Another purchase was some interesting new ink called Van Diemans (I know, but that is how they spell it) from Tasmania and stocked by Scrittura Elegante, a Dutch website. Lots of beautiful colours including shimmer inks (Blonde Bombshell was a standout), a series of colours inspired by the dark shades of the evening light (The Midnight Series) a series inspired by the seasons and another by the wilderness: all inspired by the beautiful Tasmanian landscape. They come with brilliant names like Black Tongue Spider Orchid, Bay of Fires and Howl at the Moon. They’ve had some good reviews as well. Click here to see more.
Other notable ink included the Gazing Far series from Taiwan which came in very sweet little bottles with colours including Red Bean, Mung Bean and Pineapple (really nice). At the show they had lovely sets of all four colours wrapped up beautifully but they must have been a show special as they don’t seem to be available on their website. Click here to see more.

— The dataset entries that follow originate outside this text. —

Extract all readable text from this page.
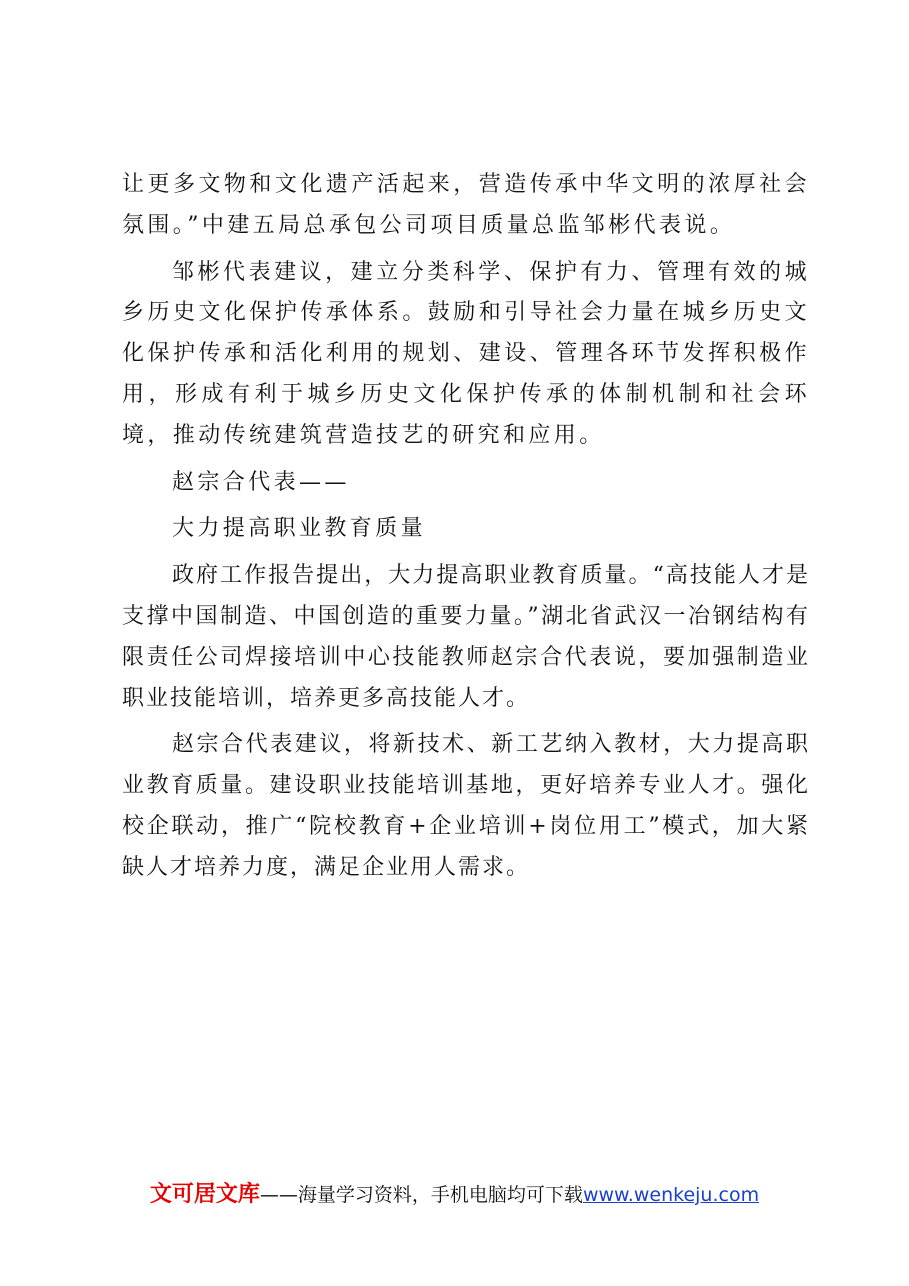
让更多文物和文化遗产活起来，营造传承中华文明的浓厚社会氛围。”中建五局总承包公司项目质量总监邹彬代表说。

邹彬代表建议，建立分类科学、保护有力、管理有效的城乡历史文化保护传承体系。鼓励和引导社会力量在城乡历史文化保护传承和活化利用的规划、建设、管理各环节发挥积极作用，形成有利于城乡历史文化保护传承的体制机制和社会环境，推动传统建筑营造技艺的研究和应用。

赵宗合代表——

大力提高职业教育质量

政府工作报告提出，大力提高职业教育质量。“高技能人才是支撑中国制造、中国创造的重要力量。”湖北省武汉一冶钢结构有限责任公司焊接培训中心技能教师赵宗合代表说，要加强制造业职业技能培训，培养更多高技能人才。

赵宗合代表建议，将新技术、新工艺纳入教材，大力提高职业教育质量。建设职业技能培训基地，更好培养专业人才。强化校企联动，推广“院校教育+企业培训+岗位用工”模式，加大紧缺人才培养力度，满足企业用人需求。

文可居文库——海量学习资料，手机电脑均可下载www.wenkeju.com
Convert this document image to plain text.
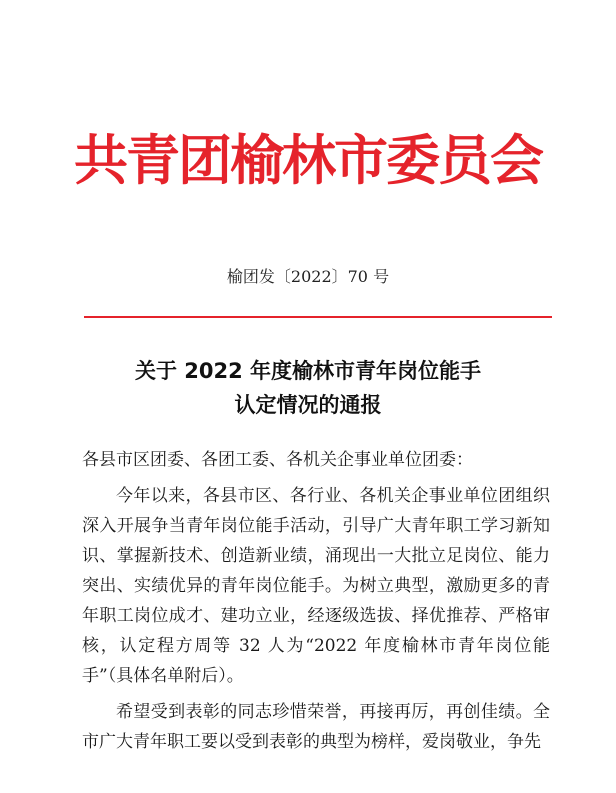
共青团榆林市委员会
榆团发〔2022〕70 号
关于 2022 年度榆林市青年岗位能手
认定情况的通报

各县市区团委、各团工委、各机关企事业单位团委：

今年以来，各县市区、各行业、各机关企事业单位团组织深入开展争当青年岗位能手活动，引导广大青年职工学习新知识、掌握新技术、创造新业绩，涌现出一大批立足岗位、能力突出、实绩优异的青年岗位能手。为树立典型，激励更多的青年职工岗位成才、建功立业，经逐级选拔、择优推荐、严格审核，认定程方周等 32 人为“2022 年度榆林市青年岗位能手”（具体名单附后）。

希望受到表彰的同志珍惜荣誉，再接再厉，再创佳绩。全市广大青年职工要以受到表彰的典型为榜样，爱岗敬业，争先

There really was a lot of fantastic ink available including a new small bottle range of Sailor Shikiori ink from Write Here. Click here to see more.
Another thing that caught my eye was this early example of corporate branding (our real day jobs being exactly that with our branding company Ferrotype) – a fountain and ballpen set made for Johnny Walker.
Also I came across a lovely company selling pen cases made from eel skin! Possibly this is a common use for eels, but I have never heard of eel skin being used for anything. It was a shiny black and not what I was expecting at all. They also had a lots of cases made from crocodile and iguana, not sure I was so keen on that. Not that I am keen on eel skin either really.
Other than that there were a lot of very expensive pens (the Delta Imperial Pompeii – £750!), some vintage Mont Blancs with snake clips, Russian brand Benu, some new fountain pens from Kentucky and so much more. There is another show in London in the autumn plus lots of others all around the country so if you want to see more pens that you have ever seen together plus a sneak preview of all things new, it might be worth a trip.